Facebook Twitter Linked-in

 4 gündür şantiye dışına çıkamayan babalarını görmek için şirketin nizamiyesine gelen çocuklar, gözyaşları içinde, "Babalarımızı istiyoruz" diyerek seslerini duyurmaya çalıştı.

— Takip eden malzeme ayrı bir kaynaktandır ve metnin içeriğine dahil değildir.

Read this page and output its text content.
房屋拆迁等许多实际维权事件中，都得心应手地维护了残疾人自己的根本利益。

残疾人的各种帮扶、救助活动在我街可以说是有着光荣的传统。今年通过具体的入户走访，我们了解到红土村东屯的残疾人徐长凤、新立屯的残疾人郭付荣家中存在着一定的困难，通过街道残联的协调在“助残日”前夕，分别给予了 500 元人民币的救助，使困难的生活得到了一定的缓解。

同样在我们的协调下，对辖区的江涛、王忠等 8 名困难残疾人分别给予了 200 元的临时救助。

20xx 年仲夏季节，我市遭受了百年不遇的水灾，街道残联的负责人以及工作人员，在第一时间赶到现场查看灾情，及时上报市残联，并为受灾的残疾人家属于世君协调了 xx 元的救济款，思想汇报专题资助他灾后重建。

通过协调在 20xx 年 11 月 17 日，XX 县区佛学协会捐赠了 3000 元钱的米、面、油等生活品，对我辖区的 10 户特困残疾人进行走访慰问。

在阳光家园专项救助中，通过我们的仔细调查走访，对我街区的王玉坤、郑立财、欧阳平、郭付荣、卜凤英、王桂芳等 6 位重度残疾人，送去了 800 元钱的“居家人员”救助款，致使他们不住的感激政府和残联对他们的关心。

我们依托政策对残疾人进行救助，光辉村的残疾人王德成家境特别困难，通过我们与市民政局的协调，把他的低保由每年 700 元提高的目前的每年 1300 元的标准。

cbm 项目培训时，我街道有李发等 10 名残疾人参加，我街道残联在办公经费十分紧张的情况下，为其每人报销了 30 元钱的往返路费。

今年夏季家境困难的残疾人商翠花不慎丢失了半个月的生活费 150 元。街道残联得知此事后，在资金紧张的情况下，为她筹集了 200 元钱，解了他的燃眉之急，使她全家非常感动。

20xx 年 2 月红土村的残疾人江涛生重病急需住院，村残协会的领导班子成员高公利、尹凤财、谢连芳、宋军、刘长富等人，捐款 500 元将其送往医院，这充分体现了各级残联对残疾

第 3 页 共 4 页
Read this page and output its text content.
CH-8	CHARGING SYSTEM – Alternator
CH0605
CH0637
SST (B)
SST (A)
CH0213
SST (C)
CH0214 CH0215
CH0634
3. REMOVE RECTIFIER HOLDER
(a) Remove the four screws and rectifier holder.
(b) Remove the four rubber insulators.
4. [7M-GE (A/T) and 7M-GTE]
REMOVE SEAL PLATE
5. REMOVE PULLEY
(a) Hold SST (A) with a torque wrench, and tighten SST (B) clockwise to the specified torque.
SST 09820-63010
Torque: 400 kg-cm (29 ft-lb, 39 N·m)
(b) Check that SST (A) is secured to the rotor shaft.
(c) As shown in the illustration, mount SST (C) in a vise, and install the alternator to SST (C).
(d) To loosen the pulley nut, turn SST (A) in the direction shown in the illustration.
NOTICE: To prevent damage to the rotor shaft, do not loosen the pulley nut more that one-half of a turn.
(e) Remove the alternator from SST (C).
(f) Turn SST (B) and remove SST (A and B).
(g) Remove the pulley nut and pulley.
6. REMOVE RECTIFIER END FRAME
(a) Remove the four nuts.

Yaklaşık 300 işçinin maaşlarındaki artış taleplerinin yerine getirilmemesinin ardından başlayan gerginlik sürüyor. Bakanlar Kurulu tarafından alınan `grev erteleme` kararına rağmen 4 gündür iş bırakma eylemi yapan işçilerin şantiye dışına çıkmasına izin verilmediği iddia edildi. Oy kullanmaya dahi gönderilmediği belirtilen işçilerin aileleri ise, destek amacıyla Park Teknik firmasının nizamiyesi önünde eylem yaptı. Kimisi eşi, kimisi ağabeyi, kimisi babası, kimisi de oğlu için eylem yapanların ortak talebi ise evlerine ekmek götürmeye yetecek bir ücret oldu. Zaman zaman gözyaşlarına boğulan aileler, verilen sözlerin tutulmadığını belirterek, "700 lira maaşı biz kendilerine verelim bakalım nasıl geçiniyorlar" şeklinde konuştu.

Geçim sıkıntısı yaşadıklarını kaydeden başka bir gözü yaşlı eş ise, çocuğuna ayakkabı bile alamadıklarını söyleyerek, "Çocuğum komşunun çocuğunun ayakkabısı ile babasını görmeye geldi. Sesimizi duyun. Biz hakkımızı istiyoruz" dedi.

Kardeşine destek için gelen Nehir Kabakulak isimli işçi yakını, çocuklarının 3 gündür babalarını görmediğini anlatarak; "Benim kardeşim burada 14 yıldır burada emek veriyor. Ama 3 gündür burada tutuklu gibi duruyor. Ne yiyorlar, ne içiyorlar kimsenin haberi yok. 2'si göz hastası 3 tane çocuğu var. Ne yapmaya çalışıyorlar. Bunlar kiracı insanlar. Kendileri istedikleri gibi rahat rahat yiyorlar. Biz, bir kişinin bile kul hakkını yemeye korkarken onlar 300 kişinin hakkını yiyorlar. Bunun hesabını öbür dünyada vermeyecekler mi? Ne yapacaklarsa yapsınlar. Ya ekmek vermesinler ya da insan gibi yaşayacak şekilde bir ekmek versinler. Herkesin babasını evine göndersinler. Kimsenin dayanacak gücü kalmadı. 9 yaşındaki çocuk sabahın 6'sında kalkıp lokantada çalışmaya gidiyor. Lanet olsun bu insanlara. Biz kardeşimizi istiyoruz. Ya tazminatlarını versinler işten çıkarsınlar ya da insan gibi çalışmaya devam etsinler" dedi.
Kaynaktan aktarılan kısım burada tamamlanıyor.